On the other hand, there is a certain friendly familiarity that results from such experience. This is particularly so given the somewhat greater ease of changing the constitution in Switzerland and, more importantly, the fact that the way one changes it involves the common people to a greater extent, both at the front end and the back. In the United States, since the passage of the initial ten amendments in the Bill of Rights, the Constitution has been altered some one dozen times over two centuries and only once since World War II. The typical Swiss voter of age fifty has seen about twenty to twenty-five constitutional changes in his lifetime, and as an adult has voted on an average of more than one per year. Perhaps he even volunteered time to help support the passage of one or the defeat of another. In any case, if he is a typical Swiss, he was reading regular newspaper articles about the merits of this change or that change. In this process, implicitly, he was engaged in a kind of rolling review of his country's fundamental law. This process makes the constitution alive and the people its owners, in amore tangible way than in nearly any other country. To say this is not to comment on the wisdom or lack of wisdom of the measures themselves. It is an observation about the process and its impact upon the sociology, if you will, of the Swiss constitution as against others.

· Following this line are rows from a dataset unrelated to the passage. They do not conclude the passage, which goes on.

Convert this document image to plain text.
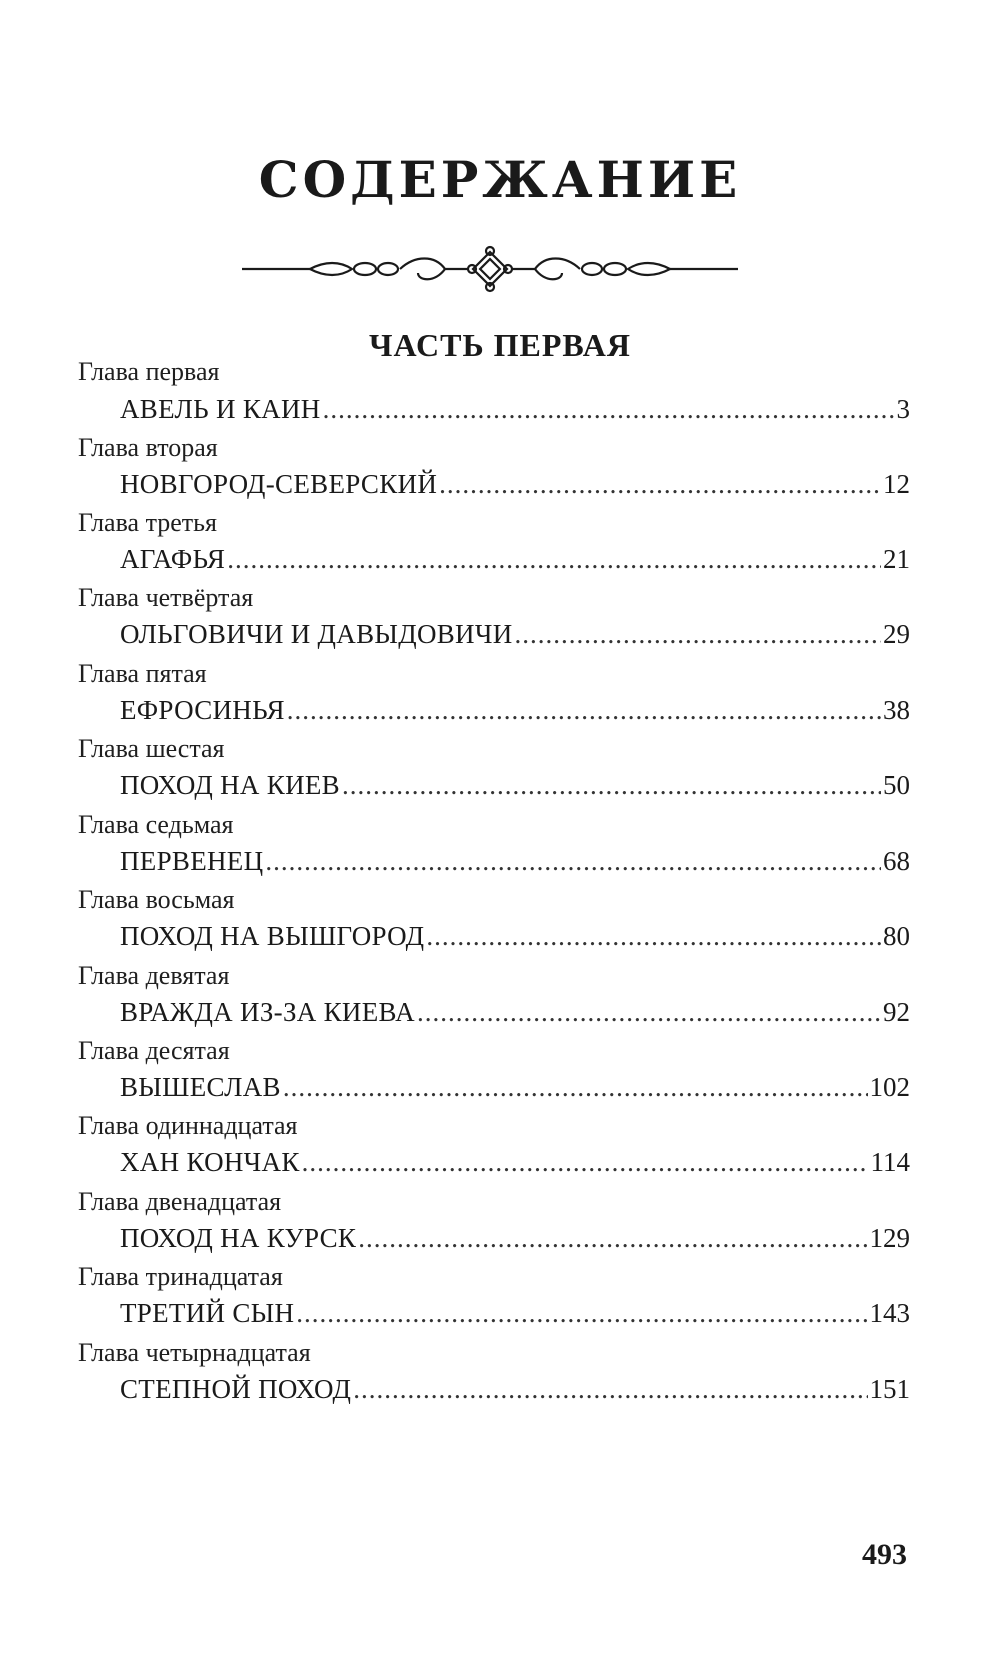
СОДЕРЖАНИЕ
ЧАСТЬ ПЕРВАЯ
Глава первая
АВЕЛЬ И КАИН .....	3
Глава вторая
НОВГОРОД-СЕВЕРСКИЙ .....	12
Глава третья
АГАФЬЯ .....	21
Глава четвёртая
ОЛЬГОВИЧИ И ДАВЫДОВИЧИ .....	29
Глава пятая
ЕФРОСИНЬЯ .....	38
Глава шестая
ПОХОД НА КИЕВ .....	50
Глава седьмая
ПЕРВЕНЕЦ .....	68
Глава восьмая
ПОХОД НА ВЫШГОРОД .....	80
Глава девятая
ВРАЖДА ИЗ-ЗА КИЕВА .....	92
Глава десятая
ВЫШЕСЛАВ .....	102
Глава одиннадцатая
ХАН КОНЧАК .....	114
Глава двенадцатая
ПОХОД НА КУРСК .....	129
Глава тринадцатая
ТРЕТИЙ СЫН .....	143
Глава четырнадцатая
СТЕПНОЙ ПОХОД .....	151
493
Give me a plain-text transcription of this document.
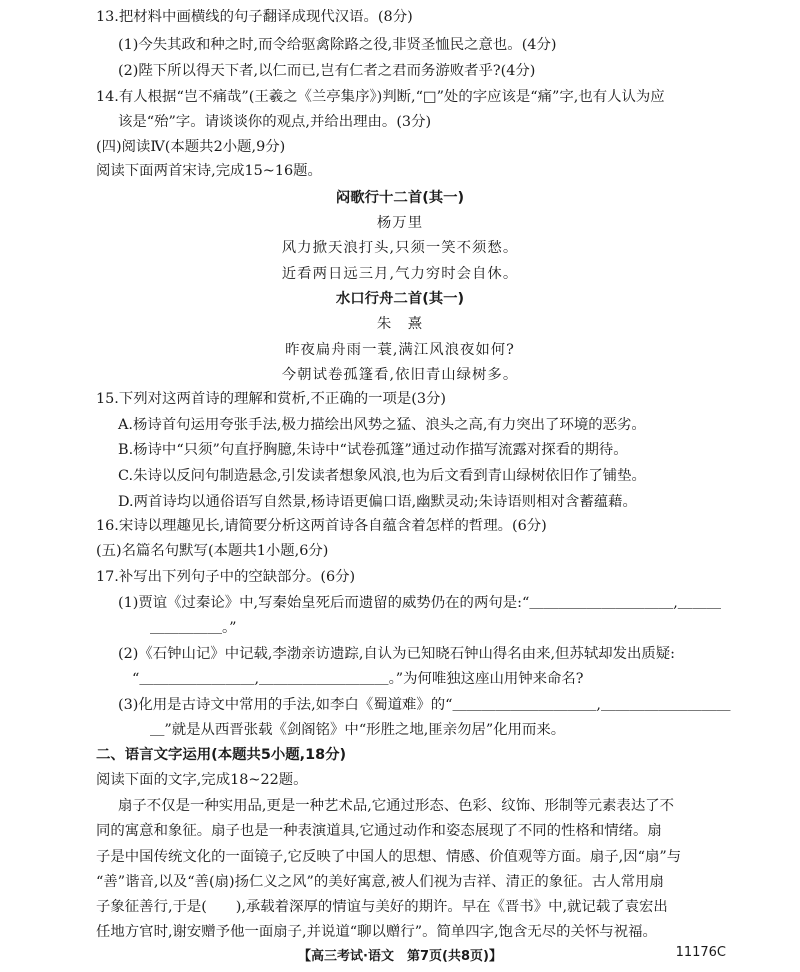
13.把材料中画横线的句子翻译成现代汉语。(8分)
(1)今失其政和种之时,而令给驱禽除路之役,非贤圣恤民之意也。(4分)
(2)陛下所以得天下者,以仁而已,岂有仁者之君而务游败者乎?(4分)
14.有人根据“岂不痛哉”(王羲之《兰亭集序》)判断,“□”处的字应该是“痛”字,也有人认为应
该是“殆”字。请谈谈你的观点,并给出理由。(3分)
(四)阅读Ⅳ(本题共2小题,9分)
阅读下面两首宋诗,完成15~16题。
闷歌行十二首(其一)
杨万里
风力掀天浪打头,只须一笑不须愁。
近看两日远三月,气力穷时会自休。
水口行舟二首(其一)
朱　熹
昨夜扁舟雨一蓑,满江风浪夜如何?
今朝试卷孤篷看,依旧青山绿树多。
15.下列对这两首诗的理解和赏析,不正确的一项是(3分)
A.杨诗首句运用夸张手法,极力描绘出风势之猛、浪头之高,有力突出了环境的恶劣。
B.杨诗中“只须”句直抒胸臆,朱诗中“试卷孤篷”通过动作描写流露对探看的期待。
C.朱诗以反问句制造悬念,引发读者想象风浪,也为后文看到青山绿树依旧作了铺垫。
D.两首诗均以通俗语写自然景,杨诗语更偏口语,幽默灵动;朱诗语则相对含蓄蕴藉。
16.宋诗以理趣见长,请简要分析这两首诗各自蕴含着怎样的哲理。(6分)
(五)名篇名句默写(本题共1小题,6分)
17.补写出下列句子中的空缺部分。(6分)
(1)贾谊《过秦论》中,写秦始皇死后而遗留的威势仍在的两句是:“＿＿＿＿＿＿＿＿＿＿,＿＿＿
＿＿＿＿＿。”
(2)《石钟山记》中记载,李渤亲访遗踪,自认为已知晓石钟山得名由来,但苏轼却发出质疑:
“＿＿＿＿＿＿＿＿,＿＿＿＿＿＿＿＿＿。”为何唯独这座山用钟来命名?
(3)化用是古诗文中常用的手法,如李白《蜀道难》的“＿＿＿＿＿＿＿＿＿＿,＿＿＿＿＿＿＿＿＿
＿”就是从西晋张载《剑阁铭》中“形胜之地,匪亲勿居”化用而来。
二、语言文字运用(本题共5小题,18分)
阅读下面的文字,完成18~22题。
扇子不仅是一种实用品,更是一种艺术品,它通过形态、色彩、纹饰、形制等元素表达了不
同的寓意和象征。扇子也是一种表演道具,它通过动作和姿态展现了不同的性格和情绪。扇
子是中国传统文化的一面镜子,它反映了中国人的思想、情感、价值观等方面。扇子,因“扇”与
“善”谐音,以及“善(扇)扬仁义之风”的美好寓意,被人们视为吉祥、清正的象征。古人常用扇
子象征善行,于是(　　),承载着深厚的情谊与美好的期许。早在《晋书》中,就记载了袁宏出
任地方官时,谢安赠予他一面扇子,并说道“聊以赠行”。简单四字,饱含无尽的关怀与祝福。
【高三考试·语文　第7页(共8页)】	11176C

The Swiss constitution, for all its flaws, is less an object for handling only by an opaque priesthood of attorneys and officials, and somewhat more of a living document and a family member. If familiarity breeds a certain rough contempt, the overall impact appears to be a healthy, balanced respect and a greater sense of pride and participation.


Note

1. During the work on this book, Switzerland passed a new constitution, consolidating the language of the old into a more terse document, but kept the same structure. We can expect this new document to be subject to some of the same accretions and alternations through the process of initiative and referendum. Hence, references to length and complexity refer to the constitution in place for most of the twentieth century, though observations about substantive provisions apply equally to the new constitution that came into force in 1999. The fact that Switzerland's whole framework of government can be so smoothly altered every few years, and even consolidated into a whole new draft, is evidence of the kind of flexibility and populism that are the Swiss constitution's defining characteristics. The fact that many of its provisions, popularly enacted, were for a time not "written" through this process does not substantially alter the character of the document.